El proceso de confirmación de un presidente de la Fed no suele ser rápido. De media, las últimas nominaciones han tardado entre seis y ocho semanas desde el anuncio hasta el voto en el pleno. Con Kevin Warsh, ese plazo se habría reducido a menos de un mes. La razón es doble. Por un lado, el deterioro de las expectativas de inflación —el IPC de abril repuntó hasta el 4,1% interanual— ha encendido todas las alarmas en la Casa Blanca. Por otro, la mayoría republicana en el Senado, con 54 escaños, hace viable un trámite expeditivo si la disciplina de partido aguanta.

Las audiencias previas han sido un mero formalismo. Warsh, que ya fue gobernador de la Fed entre 2006 y 2011, conoce bien el edificio de la Avenida Constitution. Los senadores demócratas han mostrado reticencias, pero sin capacidad real de bloqueo. “No es el candidato que habríamos elegido, pero el país necesita certidumbre”, admitió un miembro del comité bancario en declaraciones recogidas por El País.

Los mercados ya descuentan una Reserva Federal más dura con la inflación

Los futuros de los fondos federales han comenzado a reflejar una probabilidad creciente de que el primer recorte de tipos no llegue hasta bien entrado 2027. La noticia de la aceleración de la confirmación de Warsh reforzó esa tendencia el lunes. El rendimiento del bono del Tesoro a dos años, el más sensible a la política monetaria, subió siete puntos básicos en la sesión. Las bolsas, en cambio, se tomaron la novedad con más cautela.

El perfil de Warsh es conocido por los analistas. Durante su etapa en la Fed de Ben Bernanke, se alineó con el ala más preocupada por la inflación. Algunos lo recuerdan como hawkish. Su historial académico y sus trabajos posteriores en el Hoover Institution han consolidado esa imagen. La gran pregunta no es si subirá tipos —el mercado ya lo descuenta— sino hasta dónde estará dispuesto a llegar.

Los operadores de divisas también han movido ficha. El dólar se apreció frente al euro y al yen en la mañana del martes, ampliando el diferencial que ya arrastra desde que Trump regresó a la Casa Blanca con una agenda proteccionista. Para los países emergentes con deuda en dólares, la llegada de un halcón como Warsh no es, precisamente, un consuelo.

Warsh frente al espejo: ¿continuidad o ruptura con la era Powell?

Comparar a Kevin Warsh con Jerome Powell es un ejercicio obligado. Powell, que terminará su mandato con una reputación ambivalente, pilotó la Fed durante una pandemia, un ciclo de inflación desbocada y una crisis bancaria regional en 2023. Logró mantener la independencia formal de la institución, pero a costa de recibir presiones constantes de Donald Trump durante su primer mandato y ahora de nuevo en este segundo.

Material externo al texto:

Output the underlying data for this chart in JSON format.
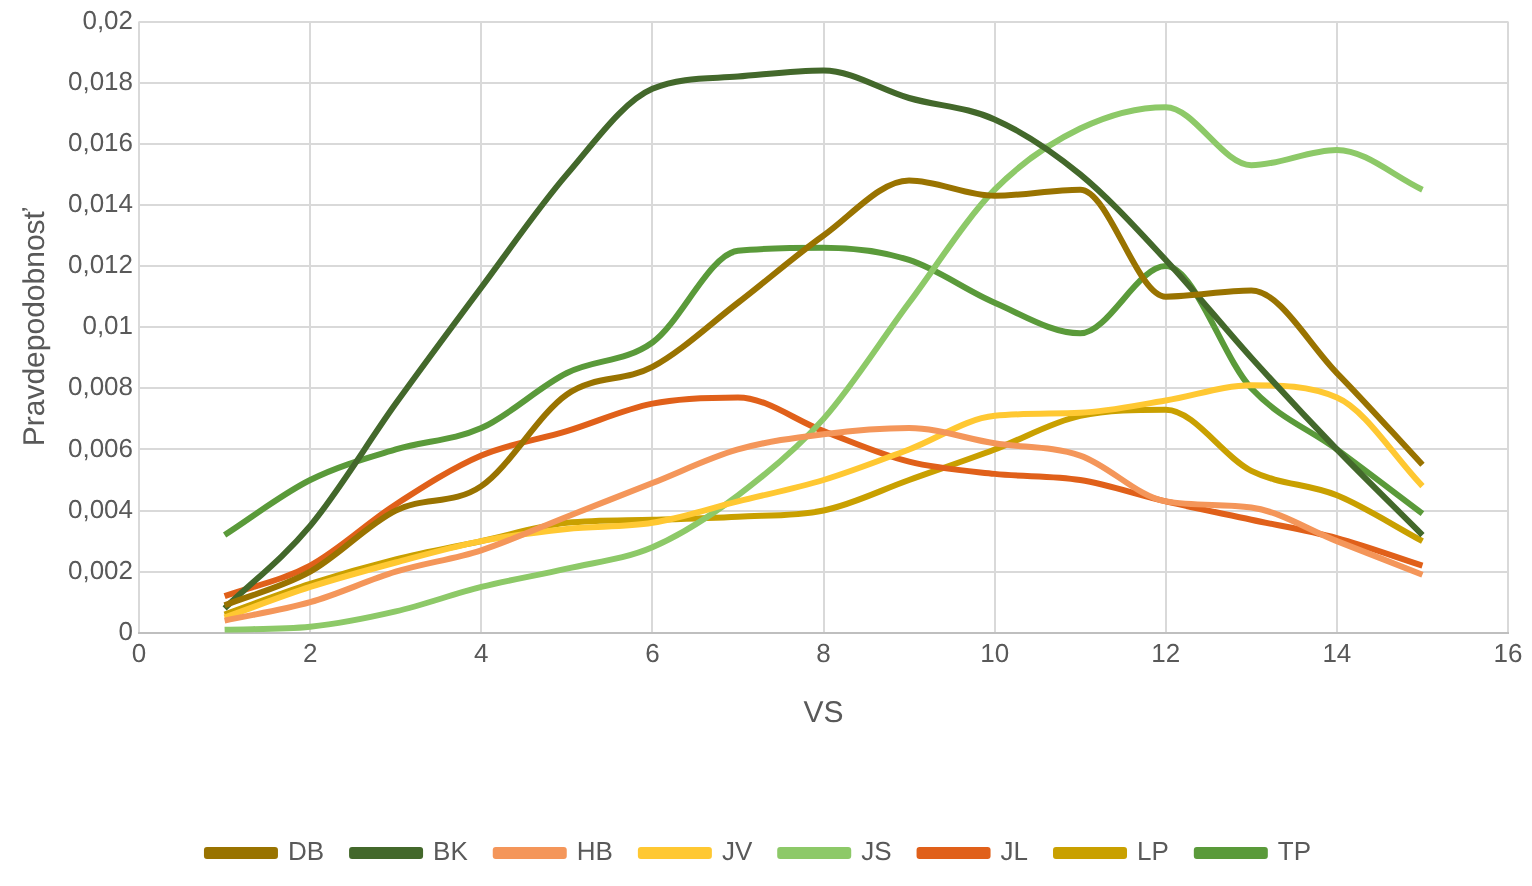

Warsh aterriza en un entorno aún más complicado. La inflación subyacente no termina de bajar del 3,5%, los aranceles han encarecido bienes intermedios y el mercado laboral sigue tensionado. La diferencia clave es que Warsh nunca ha tenido reparos en mostrarse partidario de ajustes monetarios bruscos. En un discurso de 2018, sugirió que la Reserva Federal debería estar dispuesta a provocar una recesión si fuera necesario para domar los precios. Aquella frase, entonces polémica, ahora suena casi como un programa de gobierno.

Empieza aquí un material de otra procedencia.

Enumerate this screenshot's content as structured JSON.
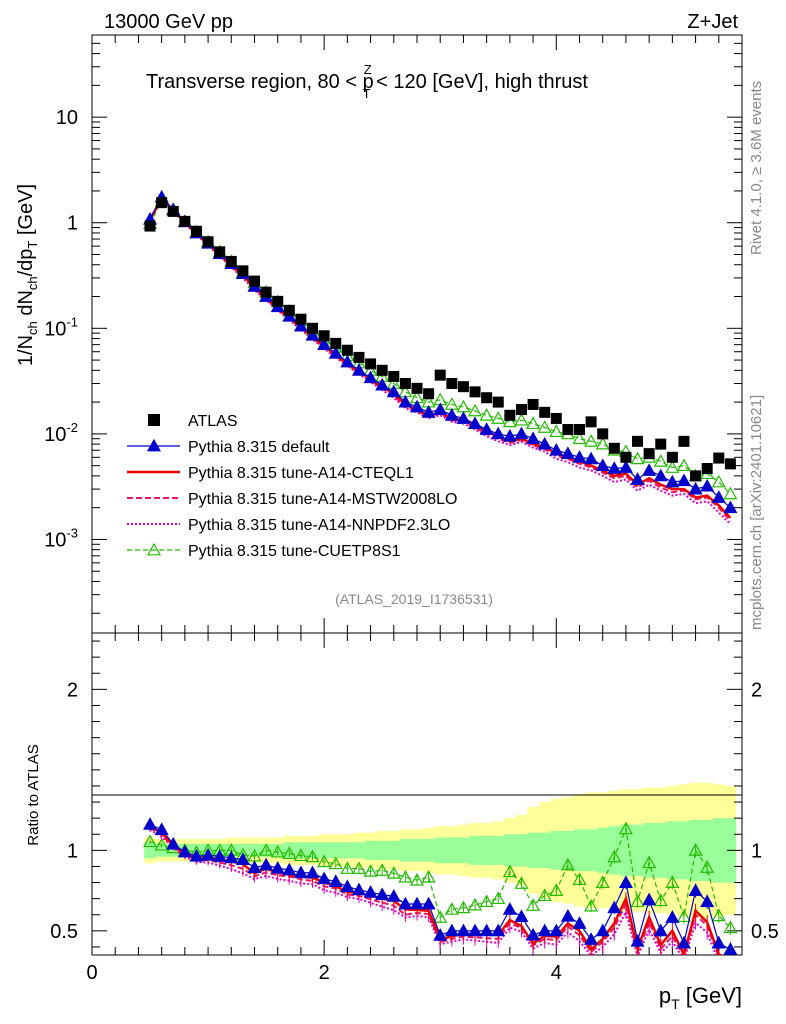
{
  "header": {
    "energy": "13000 GeV pp",
    "process": "Z+Jet",
    "title": "Transverse region, 80 < p",
    "title_sup": "Z",
    "title_sub": "T",
    "title_tail": " < 120 [GeV], high thrust",
    "watermark": "(ATLAS_2019_I1736531)",
    "side_rivet": "Rivet 4.1.0, ≥ 3.6M events",
    "side_mcplots": "mcplots.cern.ch [arXiv:2401.10621]"
  },
  "colors": {
    "atlas": "#000000",
    "default": "#0000cc",
    "cteql1": "#ee0000",
    "mstw": "#ee1166",
    "nnpdf": "#dd00cc",
    "cuetp8s1": "#22bb00",
    "band_inner": "#99ff99",
    "band_outer": "#ffff99"
  },
  "chart_data": [
    {
      "panel": "main",
      "type": "scatter",
      "ylabel_text": "1/N",
      "ylabel_sub1": "ch",
      "ylabel_mid": " dN",
      "ylabel_sub2": "ch",
      "ylabel_mid2": "/dp",
      "ylabel_sub3": "T",
      "ylabel_tail": " [GeV]",
      "yscale": "log",
      "ylim": [
        0.00013,
        60
      ],
      "xlim": [
        0,
        5.6
      ],
      "yticks": [
        {
          "base": "10",
          "exp": "-3",
          "value": 0.001
        },
        {
          "base": "10",
          "exp": "-2",
          "value": 0.01
        },
        {
          "base": "10",
          "exp": "-1",
          "value": 0.1
        },
        {
          "base": "1",
          "exp": "",
          "value": 1
        },
        {
          "base": "10",
          "exp": "",
          "value": 10
        }
      ],
      "x": [
        0.5,
        0.6,
        0.7,
        0.8,
        0.9,
        1.0,
        1.1,
        1.2,
        1.3,
        1.4,
        1.5,
        1.6,
        1.7,
        1.8,
        1.9,
        2.0,
        2.1,
        2.2,
        2.3,
        2.4,
        2.5,
        2.6,
        2.7,
        2.8,
        2.9,
        3.0,
        3.1,
        3.2,
        3.3,
        3.4,
        3.5,
        3.6,
        3.7,
        3.8,
        3.9,
        4.0,
        4.1,
        4.2,
        4.3,
        4.4,
        4.5,
        4.6,
        4.7,
        4.8,
        4.9,
        5.0,
        5.1,
        5.2,
        5.3,
        5.4,
        5.5
      ],
      "series": [
        {
          "name": "ATLAS",
          "key": "atlas",
          "values": [
            0.93,
            1.55,
            1.28,
            1.03,
            0.83,
            0.66,
            0.53,
            0.43,
            0.35,
            0.28,
            0.22,
            0.18,
            0.148,
            0.122,
            0.1,
            0.085,
            0.072,
            0.062,
            0.053,
            0.046,
            0.04,
            0.035,
            0.03,
            0.027,
            0.024,
            0.036,
            0.03,
            0.028,
            0.025,
            0.022,
            0.02,
            0.015,
            0.017,
            0.019,
            0.016,
            0.014,
            0.011,
            0.011,
            0.013,
            0.01,
            0.0073,
            0.006,
            0.0085,
            0.0065,
            0.008,
            0.006,
            0.0085,
            0.004,
            0.0047,
            0.0059,
            0.0052
          ]
        },
        {
          "name": "Pythia 8.315 default",
          "key": "default",
          "values": [
            1.08,
            1.75,
            1.33,
            1.02,
            0.8,
            0.64,
            0.51,
            0.41,
            0.33,
            0.25,
            0.2,
            0.16,
            0.13,
            0.105,
            0.086,
            0.07,
            0.058,
            0.048,
            0.04,
            0.034,
            0.029,
            0.025,
            0.02,
            0.018,
            0.016,
            0.017,
            0.015,
            0.014,
            0.0125,
            0.011,
            0.01,
            0.0095,
            0.01,
            0.009,
            0.008,
            0.007,
            0.0065,
            0.006,
            0.0058,
            0.005,
            0.0047,
            0.0048,
            0.0037,
            0.0045,
            0.004,
            0.0035,
            0.0036,
            0.003,
            0.0032,
            0.0025,
            0.002
          ]
        },
        {
          "name": "Pythia 8.315 tune-A14-CTEQL1",
          "key": "cteql1",
          "values": [
            1.07,
            1.72,
            1.32,
            1.01,
            0.79,
            0.63,
            0.5,
            0.4,
            0.32,
            0.24,
            0.195,
            0.155,
            0.126,
            0.102,
            0.083,
            0.068,
            0.056,
            0.046,
            0.039,
            0.033,
            0.028,
            0.024,
            0.019,
            0.017,
            0.015,
            0.016,
            0.014,
            0.0135,
            0.012,
            0.0105,
            0.0095,
            0.0085,
            0.009,
            0.008,
            0.0075,
            0.0065,
            0.006,
            0.0055,
            0.005,
            0.0045,
            0.004,
            0.0042,
            0.0033,
            0.0038,
            0.0033,
            0.003,
            0.003,
            0.0025,
            0.0026,
            0.0021,
            0.0016
          ]
        },
        {
          "name": "Pythia 8.315 tune-A14-MSTW2008LO",
          "key": "mstw",
          "values": [
            1.06,
            1.7,
            1.31,
            1.0,
            0.78,
            0.62,
            0.49,
            0.39,
            0.31,
            0.235,
            0.19,
            0.152,
            0.124,
            0.1,
            0.081,
            0.066,
            0.055,
            0.045,
            0.038,
            0.032,
            0.027,
            0.023,
            0.018,
            0.0165,
            0.0145,
            0.0155,
            0.0135,
            0.013,
            0.0115,
            0.01,
            0.009,
            0.0082,
            0.0088,
            0.0078,
            0.0072,
            0.0062,
            0.0058,
            0.0052,
            0.0048,
            0.0043,
            0.0038,
            0.004,
            0.0031,
            0.0036,
            0.0031,
            0.0028,
            0.0029,
            0.0024,
            0.0025,
            0.002,
            0.0015
          ]
        },
        {
          "name": "Pythia 8.315 tune-A14-NNPDF2.3LO",
          "key": "nnpdf",
          "values": [
            1.05,
            1.68,
            1.3,
            0.99,
            0.77,
            0.61,
            0.48,
            0.38,
            0.3,
            0.23,
            0.185,
            0.148,
            0.12,
            0.097,
            0.079,
            0.064,
            0.053,
            0.044,
            0.037,
            0.031,
            0.026,
            0.022,
            0.0175,
            0.016,
            0.014,
            0.015,
            0.013,
            0.0125,
            0.011,
            0.0095,
            0.0085,
            0.0078,
            0.0084,
            0.0074,
            0.0068,
            0.0058,
            0.0054,
            0.0048,
            0.0045,
            0.004,
            0.0035,
            0.0037,
            0.0029,
            0.0033,
            0.0029,
            0.0026,
            0.0027,
            0.0022,
            0.0023,
            0.0018,
            0.0014
          ]
        },
        {
          "name": "Pythia 8.315 tune-CUETP8S1",
          "key": "cuetp8s1",
          "values": [
            0.98,
            1.6,
            1.3,
            1.03,
            0.82,
            0.66,
            0.53,
            0.43,
            0.34,
            0.27,
            0.22,
            0.178,
            0.145,
            0.118,
            0.096,
            0.079,
            0.066,
            0.055,
            0.047,
            0.04,
            0.035,
            0.03,
            0.025,
            0.022,
            0.02,
            0.021,
            0.019,
            0.018,
            0.0165,
            0.015,
            0.014,
            0.013,
            0.0135,
            0.0125,
            0.0115,
            0.0105,
            0.01,
            0.009,
            0.0085,
            0.008,
            0.007,
            0.0068,
            0.0058,
            0.006,
            0.0055,
            0.0048,
            0.005,
            0.004,
            0.0042,
            0.0035,
            0.0027
          ]
        }
      ]
    },
    {
      "panel": "ratio",
      "type": "line",
      "ylabel": "Ratio to ATLAS",
      "ylim": [
        0.35,
        2.35
      ],
      "xlim": [
        0,
        5.6
      ],
      "yticks": [
        0.5,
        1,
        2
      ],
      "xticks": [
        0,
        2,
        4
      ],
      "xlabel": "p",
      "xlabel_sub": "T",
      "xlabel_tail": " [GeV]",
      "band_inner_halfwidth": [
        0.05,
        0.04,
        0.04,
        0.04,
        0.04,
        0.04,
        0.04,
        0.04,
        0.04,
        0.04,
        0.04,
        0.04,
        0.05,
        0.05,
        0.05,
        0.05,
        0.05,
        0.05,
        0.05,
        0.06,
        0.06,
        0.06,
        0.07,
        0.07,
        0.07,
        0.08,
        0.08,
        0.08,
        0.09,
        0.09,
        0.09,
        0.1,
        0.1,
        0.11,
        0.11,
        0.12,
        0.12,
        0.13,
        0.13,
        0.14,
        0.15,
        0.16,
        0.16,
        0.17,
        0.17,
        0.18,
        0.18,
        0.19,
        0.19,
        0.2,
        0.2
      ],
      "band_outer_halfwidth": [
        0.08,
        0.07,
        0.07,
        0.07,
        0.07,
        0.07,
        0.07,
        0.08,
        0.08,
        0.08,
        0.08,
        0.08,
        0.09,
        0.09,
        0.09,
        0.1,
        0.1,
        0.1,
        0.11,
        0.11,
        0.12,
        0.12,
        0.13,
        0.13,
        0.14,
        0.15,
        0.15,
        0.16,
        0.17,
        0.17,
        0.18,
        0.2,
        0.22,
        0.27,
        0.3,
        0.32,
        0.33,
        0.35,
        0.36,
        0.36,
        0.37,
        0.38,
        0.38,
        0.39,
        0.39,
        0.4,
        0.41,
        0.42,
        0.42,
        0.41,
        0.4
      ]
    }
  ]
}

Desde esta redacción, creemos que la confirmación de Warsh introduce un factor de volatilidad que los mercados aún no han calibrado por completo. No se trata solo de cuánto suban los tipos, sino de la velocidad con que lo hagan. Warsh ha criticado en el pasado la excesiva dependencia de los modelos econométricos frente a la intuición de banquero central. Eso, unido a la presión constante desde la Casa Blanca para que la Fed actúe, podría traducirse en un ciclo de endurecimiento más agresivo de lo que hoy descuenta el consenso.

El riesgo es evidente: un error de calibración podría enfriar en exceso la economía justo cuando los efectos de la guerra comercial con China y la UE empiezan a notarse. La historia reciente ofrece pocos ejemplos de aterrizajes suaves con inflación por encima del 4% y tipos reales todavía negativos. Ahí reside la gran incógnita.

No será hasta el otoño, con dos o tres reuniones del FOMC a sus espaldas, cuando podamos evaluar si Warsh es el halcón que su biografía anuncia o si, como tantos otros, la realidad del cargo modula las convicciones previas. De momento, el Senado se prepara para votar. Los mercados, para reaccionar.